# Can't see Kindle in Macbook Pro Finder Window



## dinalu (Apr 5, 2010)

Suddenly, I cannot see the Kindle in my MacBook Pro finder window.  I've tried different USB ports on the Mac, all work fine for other devices...cameras, iphones, etc.  But it cannot read the kindle.  Any known issues here? This has meant that ejecting the kindle (by pulling it out of the mac) leads to error message -- but I'd like to move over some pdf files and cannot, since the mac can't see the Kindle.  Ideas? 
Thanks!


----------



## Mike D. aka jmiked (Oct 28, 2008)

Have you tried rebooting both devices?

BTW, ejecting the Kindle is not done by pulling the plug from the Mac— that will lead to trouble sooner or later. You need to do a software Eject command prior to the disconnect.


Mike


----------



## VictoriaP (Mar 1, 2009)

Is the kindle showing as a drive directly on your desktop?  Mine usually shows in both places, and if it's on the desktop, you can open a finder window by clicking directly on the icon, or eject by right clicking on the icon to get a menu.

But if you've "ejected" by pulling the plug, then yes, you're going to have issues.  Do a full restart on both devices and try it again.


----------



## MissyP (Jul 24, 2010)

Hello Kindle Community.  I've searched and searched to try to find answer to this issue.  My DX used to show up in finder window, and now does not.  Running Mac os 10.4.  I cannot figure out why this is a prob or how to fix it.  I'm using the USB cord that came with the DX.  I've tried all the USB ports on the machine.  If I charge the kindle from the Macbook, I cannot unplug it without error message re: device removal. 

Any suggestions would be helpful. I;ve tried the reset button -- did not change anything. 

Thanks.


----------



## pidgeon92 (Oct 27, 2008)

It could just be lost on the Finder window; I often lose files there.

Connect your Kindle to the Macbook, open your *hard drive* (double-click the hard drive icon), and look on the top left of the window. Under devices you will see your hard drive, and if mounted properly, the Kindle drive.
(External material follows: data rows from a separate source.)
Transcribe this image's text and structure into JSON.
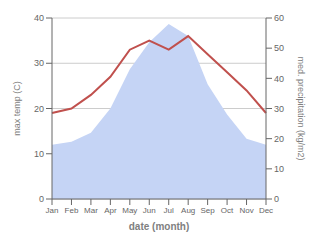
{
  "chart_data": {
    "type": "line",
    "categories": [
      "Jan",
      "Feb",
      "Mar",
      "Apr",
      "May",
      "Jun",
      "Jul",
      "Aug",
      "Sep",
      "Oct",
      "Nov",
      "Dec"
    ],
    "series": [
      {
        "type": "area",
        "axis": "y2",
        "color": "#c5d4f5",
        "values": [
          18,
          19,
          22,
          30,
          43,
          52,
          58,
          54,
          38,
          28,
          20,
          18
        ]
      },
      {
        "type": "line",
        "color": "#c0504d",
        "values": [
          19,
          20,
          23,
          27,
          33,
          35,
          33,
          36,
          32,
          28,
          24,
          19
        ]
      }
    ],
    "xlabel": "date (month)",
    "ylabel": "max temp (C)",
    "y2label": "med. precipitation (kg/m2)",
    "ylim": [
      0,
      40
    ],
    "yticks": [
      0,
      10,
      20,
      30,
      40
    ],
    "y2lim": [
      0,
      60
    ],
    "y2ticks": [
      0,
      10,
      20,
      30,
      40,
      50,
      60
    ],
    "grid": true
  }
}
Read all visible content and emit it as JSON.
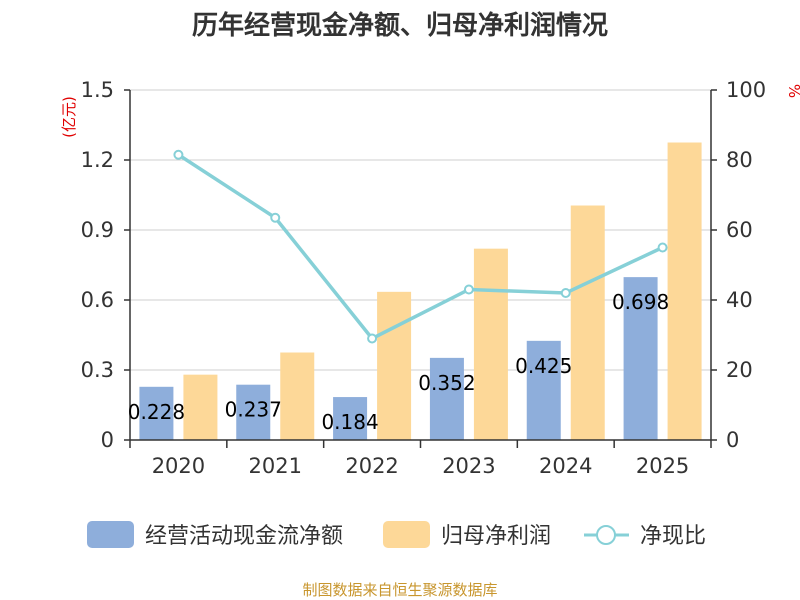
{
  "chart_data": {
    "type": "bar",
    "title": "历年经营现金净额、归母净利润情况",
    "categories": [
      "2020",
      "2021",
      "2022",
      "2023",
      "2024",
      "2025"
    ],
    "left_axis": {
      "unit": "(亿元)",
      "ylim": [
        0,
        1.5
      ],
      "ticks": [
        "0",
        "0.3",
        "0.6",
        "0.9",
        "1.2",
        "1.5"
      ]
    },
    "right_axis": {
      "unit": "%",
      "ylim": [
        0,
        100
      ],
      "ticks": [
        "0",
        "20",
        "40",
        "60",
        "80",
        "100"
      ]
    },
    "series": [
      {
        "name": "经营活动现金流净额",
        "kind": "bar",
        "axis": "left",
        "color": "#8eaedb",
        "values": [
          0.228,
          0.237,
          0.184,
          0.352,
          0.425,
          0.698
        ],
        "labels": [
          "0.228",
          "0.237",
          "0.184",
          "0.352",
          "0.425",
          "0.698"
        ]
      },
      {
        "name": "归母净利润",
        "kind": "bar",
        "axis": "left",
        "color": "#fdd898",
        "values": [
          0.28,
          0.375,
          0.635,
          0.82,
          1.005,
          1.275
        ]
      },
      {
        "name": "净现比",
        "kind": "line",
        "axis": "right",
        "color": "#86d0d7",
        "values": [
          81.5,
          63.5,
          29,
          43,
          42,
          55
        ]
      }
    ],
    "grid": true,
    "legend_position": "bottom"
  },
  "source": "制图数据来自恒生聚源数据库"
}
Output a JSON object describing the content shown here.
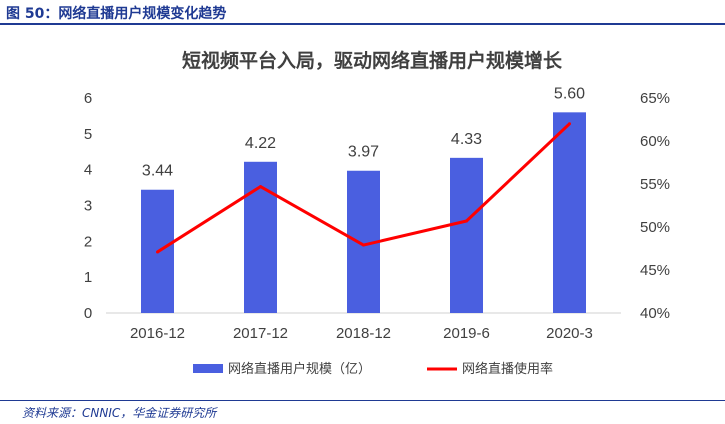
{
  "header": {
    "figure_title": "图 50：网络直播用户规模变化趋势"
  },
  "footer": {
    "source": "资料来源：CNNIC，华金证券研究所"
  },
  "chart_data": {
    "type": "bar",
    "title": "短视频平台入局，驱动网络直播用户规模增长",
    "categories": [
      "2016-12",
      "2017-12",
      "2018-12",
      "2019-6",
      "2020-3"
    ],
    "series": [
      {
        "name": "网络直播用户规模（亿）",
        "type": "bar",
        "axis": "left",
        "values": [
          3.44,
          4.22,
          3.97,
          4.33,
          5.6
        ],
        "labels": [
          "3.44",
          "4.22",
          "3.97",
          "4.33",
          "5.60"
        ],
        "color": "#4a5fe0"
      },
      {
        "name": "网络直播使用率",
        "type": "line",
        "axis": "right",
        "values": [
          47.1,
          54.7,
          47.9,
          50.7,
          62.0
        ],
        "color": "#ff0000"
      }
    ],
    "y_left": {
      "min": 0,
      "max": 6,
      "ticks": [
        "0",
        "1",
        "2",
        "3",
        "4",
        "5",
        "6"
      ]
    },
    "y_right": {
      "min": 40,
      "max": 65,
      "ticks": [
        "40%",
        "45%",
        "50%",
        "55%",
        "60%",
        "65%"
      ]
    },
    "grid": false,
    "legend_position": "bottom"
  }
}
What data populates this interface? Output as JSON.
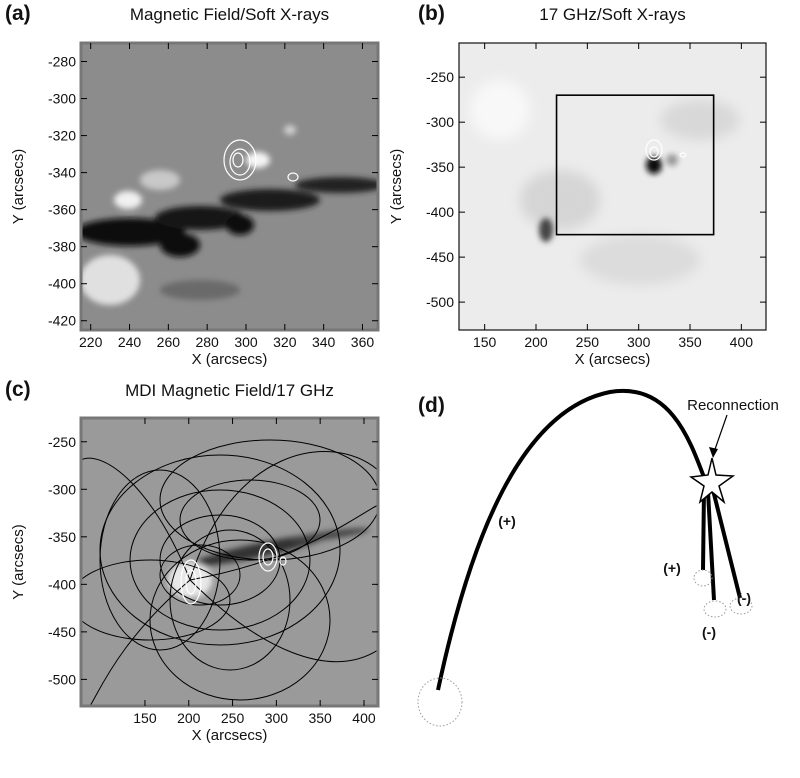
{
  "panels": [
    {
      "label": "(a)",
      "title": "Magnetic Field/Soft X-rays",
      "xlabel": "X (arcsecs)",
      "ylabel": "Y (arcsecs)",
      "xlim": [
        215,
        368
      ],
      "ylim": [
        -425,
        -270
      ],
      "xticks": [
        220,
        240,
        260,
        280,
        300,
        320,
        340,
        360
      ],
      "yticks": [
        -280,
        -300,
        -320,
        -340,
        -360,
        -380,
        -400,
        -420
      ]
    },
    {
      "label": "(b)",
      "title": "17 GHz/Soft X-rays",
      "xlabel": "X (arcsecs)",
      "ylabel": "Y (arcsecs)",
      "xlim": [
        125,
        424
      ],
      "ylim": [
        -531,
        -212
      ],
      "xticks": [
        150,
        200,
        250,
        300,
        350,
        400
      ],
      "yticks": [
        -250,
        -300,
        -350,
        -400,
        -450,
        -500
      ],
      "highlight_box": {
        "xlim": [
          220,
          373
        ],
        "ylim": [
          -425,
          -270
        ]
      }
    },
    {
      "label": "(c)",
      "title": "MDI Magnetic Field/17 GHz",
      "xlabel": "X (arcsecs)",
      "ylabel": "Y (arcsecs)",
      "xlim": [
        77,
        416
      ],
      "ylim": [
        -528,
        -225
      ],
      "xticks": [
        150,
        200,
        250,
        300,
        350,
        400
      ],
      "yticks": [
        -250,
        -300,
        -350,
        -400,
        -450,
        -500
      ]
    },
    {
      "label": "(d)",
      "annotation": "Reconnection",
      "polarities": [
        "(+)",
        "(+)",
        "(-)",
        "(-)"
      ]
    }
  ]
}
When you go to eject, just click the eject button to the right of the Kindle icon.


----------



## MissyP (Jul 24, 2010)

Thanks.  I open the finder window, and the Kindle does not show up under devices.  I've rebooted both the Kindle and the MacBook.  I've read of others having this issue, but not sure of solution.


----------



## pidgeon92 (Oct 27, 2008)

If it is not appearing under devices, it should not be giving you an error when you remove the USB cord. When you open the hard drive, it is not technically a Finder window, so I hope we are talking about the same thing.

I a curious as to what happens when the Kindle is connected, and you choose About This Mac from the Apple menu. When you click on USB, one of the devices under the tree should be the Kindle.


----------